Kuwait e Finlândia: novas experiências

Vitor Borges retornou ao Brasil em 2014, vestiu as camisas de Madureira e Itaboraí, e então partiu para novas experiências no exterior. Voltou ao continente asiático, dessa vez no Kuwait, e também recebeu a primeira oportunidade na Europa, na Finlândia.

– No Kuwait foi bom. Lá as coisas correram bem. Joguei em dois clubes. Tive alguns problemas com empresários, mas me saí bem. No Al-Sahil foi legal. Foi onde tive mais tempo e confiança.

– Na Finlândia morei com o Thiago Trindade (outro jogador gonçalense), um amigo de verdade. Lá é outro padrão, é show do milhão. Era um time que não tinha tanta expressão, mas foi uma experiência fantástica. Lá tudo funciona. Não tem tanta torcida ou emoção, mas tudo é correto, ninguém erra contigo. Tem condições de trabalho e organização.

No Brasil, sucesso pelo Tigres e sonho realizado no Maracanã

O primeiro clube da carreira profissional de Vitor Borges foi o Tigres, de Duque de Caxias. Lá, foi rapidamente promovido aos profissionais e obteve sucesso nas divisões intermediárias do Campeonato Carioca antes de sair para a Ásia.

Nas voltas ao Brasil, vestiu as camisas de três times do Rio de Janeiro, como Madureira, Itaboraí e Mageense, além do Aquidauanense, do Mato Grosso do Sul.

– No Tigres foi uma trajetória vencedora. Fiquei três anos e fomos campeões da Copa Rio, além de subirmos para segunda e primeira divisões do Carioca.

– No Madureira, em 2014, eu estava na minha melhor forma física, mas no primeiro jogo do campeonato eu não pude jogar por conta de inscrição. No terceiro eu joguei, mas lesionei o ligamento do tornozelo esquerdo. Ainda consegui jogar no sacrifício contra o Flamengo, no Maracanã. Era um sonho. Eu tinha voltado ao Brasil para viver aquele momento. Poderia ter continuado fora do país, mas se não tivesse vivido aquele momento no Maracanã, eu não seria realizado.

Retorno às raízes e desejo de continuar

Vitor Borges tem 32 anos e ainda pretende seguir com a carreira de jogador. Isso não impede que novos desejos surjam em mente, como um projeto social para crianças carentes da comunidade da Coruja, no bairro de Neves, em São Gonçalo. Justamente o local onde deu os primeiros passos da carreira.
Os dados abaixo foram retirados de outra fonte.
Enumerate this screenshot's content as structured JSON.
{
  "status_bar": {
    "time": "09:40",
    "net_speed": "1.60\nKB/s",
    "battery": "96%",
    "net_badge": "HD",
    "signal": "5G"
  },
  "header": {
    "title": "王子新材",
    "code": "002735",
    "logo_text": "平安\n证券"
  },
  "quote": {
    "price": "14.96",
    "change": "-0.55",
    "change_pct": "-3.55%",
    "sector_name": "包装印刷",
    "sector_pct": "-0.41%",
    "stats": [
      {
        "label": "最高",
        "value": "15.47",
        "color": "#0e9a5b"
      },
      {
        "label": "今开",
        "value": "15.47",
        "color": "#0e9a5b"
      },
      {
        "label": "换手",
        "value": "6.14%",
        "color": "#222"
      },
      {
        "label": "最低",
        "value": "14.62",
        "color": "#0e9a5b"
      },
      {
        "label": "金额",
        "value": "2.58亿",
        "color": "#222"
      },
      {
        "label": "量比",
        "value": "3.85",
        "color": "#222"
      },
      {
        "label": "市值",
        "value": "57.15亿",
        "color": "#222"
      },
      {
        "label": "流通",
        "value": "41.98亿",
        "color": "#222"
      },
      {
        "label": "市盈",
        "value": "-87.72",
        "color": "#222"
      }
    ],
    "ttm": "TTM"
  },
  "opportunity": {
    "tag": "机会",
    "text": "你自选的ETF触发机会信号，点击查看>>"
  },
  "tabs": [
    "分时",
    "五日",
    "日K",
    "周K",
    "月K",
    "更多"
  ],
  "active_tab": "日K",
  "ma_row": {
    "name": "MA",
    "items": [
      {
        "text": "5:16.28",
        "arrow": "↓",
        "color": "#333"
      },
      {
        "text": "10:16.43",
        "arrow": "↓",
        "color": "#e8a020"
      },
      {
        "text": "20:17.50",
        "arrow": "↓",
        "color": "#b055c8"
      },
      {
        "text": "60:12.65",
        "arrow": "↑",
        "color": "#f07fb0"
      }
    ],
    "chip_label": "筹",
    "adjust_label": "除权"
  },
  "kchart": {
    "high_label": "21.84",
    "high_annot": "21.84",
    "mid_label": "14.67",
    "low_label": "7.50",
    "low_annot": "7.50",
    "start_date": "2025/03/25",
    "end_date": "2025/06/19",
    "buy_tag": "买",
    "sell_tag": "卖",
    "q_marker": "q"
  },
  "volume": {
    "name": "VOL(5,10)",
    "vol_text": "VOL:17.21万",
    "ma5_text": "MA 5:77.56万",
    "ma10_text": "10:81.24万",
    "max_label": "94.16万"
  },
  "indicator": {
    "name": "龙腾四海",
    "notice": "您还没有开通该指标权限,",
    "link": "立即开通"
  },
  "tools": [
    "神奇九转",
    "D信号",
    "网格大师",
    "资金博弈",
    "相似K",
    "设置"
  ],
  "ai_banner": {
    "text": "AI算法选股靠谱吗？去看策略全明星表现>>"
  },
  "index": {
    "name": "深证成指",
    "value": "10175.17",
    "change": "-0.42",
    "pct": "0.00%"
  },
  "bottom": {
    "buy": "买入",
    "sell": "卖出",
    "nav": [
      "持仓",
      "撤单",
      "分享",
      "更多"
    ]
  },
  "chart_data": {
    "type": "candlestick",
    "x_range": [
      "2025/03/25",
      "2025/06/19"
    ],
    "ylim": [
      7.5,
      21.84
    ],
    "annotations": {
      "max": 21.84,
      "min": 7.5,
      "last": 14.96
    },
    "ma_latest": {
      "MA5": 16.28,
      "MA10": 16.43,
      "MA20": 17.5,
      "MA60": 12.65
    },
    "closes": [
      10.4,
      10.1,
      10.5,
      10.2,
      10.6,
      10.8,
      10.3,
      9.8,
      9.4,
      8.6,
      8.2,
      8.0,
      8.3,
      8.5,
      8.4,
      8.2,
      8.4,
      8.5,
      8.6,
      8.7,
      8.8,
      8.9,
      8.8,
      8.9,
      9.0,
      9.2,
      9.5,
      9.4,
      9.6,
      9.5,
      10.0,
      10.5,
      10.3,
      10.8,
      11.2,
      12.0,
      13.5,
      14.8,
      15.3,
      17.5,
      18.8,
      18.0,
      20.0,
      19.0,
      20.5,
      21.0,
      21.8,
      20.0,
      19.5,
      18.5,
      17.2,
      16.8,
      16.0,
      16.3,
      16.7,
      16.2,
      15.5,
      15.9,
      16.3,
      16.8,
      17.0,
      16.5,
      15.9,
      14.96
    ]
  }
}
– A gente faz um café da manhã e as crianças treinam junto comigo. Pra gente não é nada, mas pode mudar uma vida. Temos que abraçar. Não posso virar as costas ao lugar de onde saí. Se não fosse o esporte eu poderia nem estar aqui.

– Claro que uma hora vou ter que parar, mas dentro do meu coração quero pelo menos jogar mais um pouquinho. Tinha um projeto bom na Finlândia e não fui por causa do coronavírus. Iria voltar junto com o Thiago (Trindade), que é um cara que marcou na minha vida. Estou bem fisicamente e está nas mãos de Deus. Vou fazer 32 anos. Dá para jogar mais um pouquinho, mas não sei o que Deus está planejando.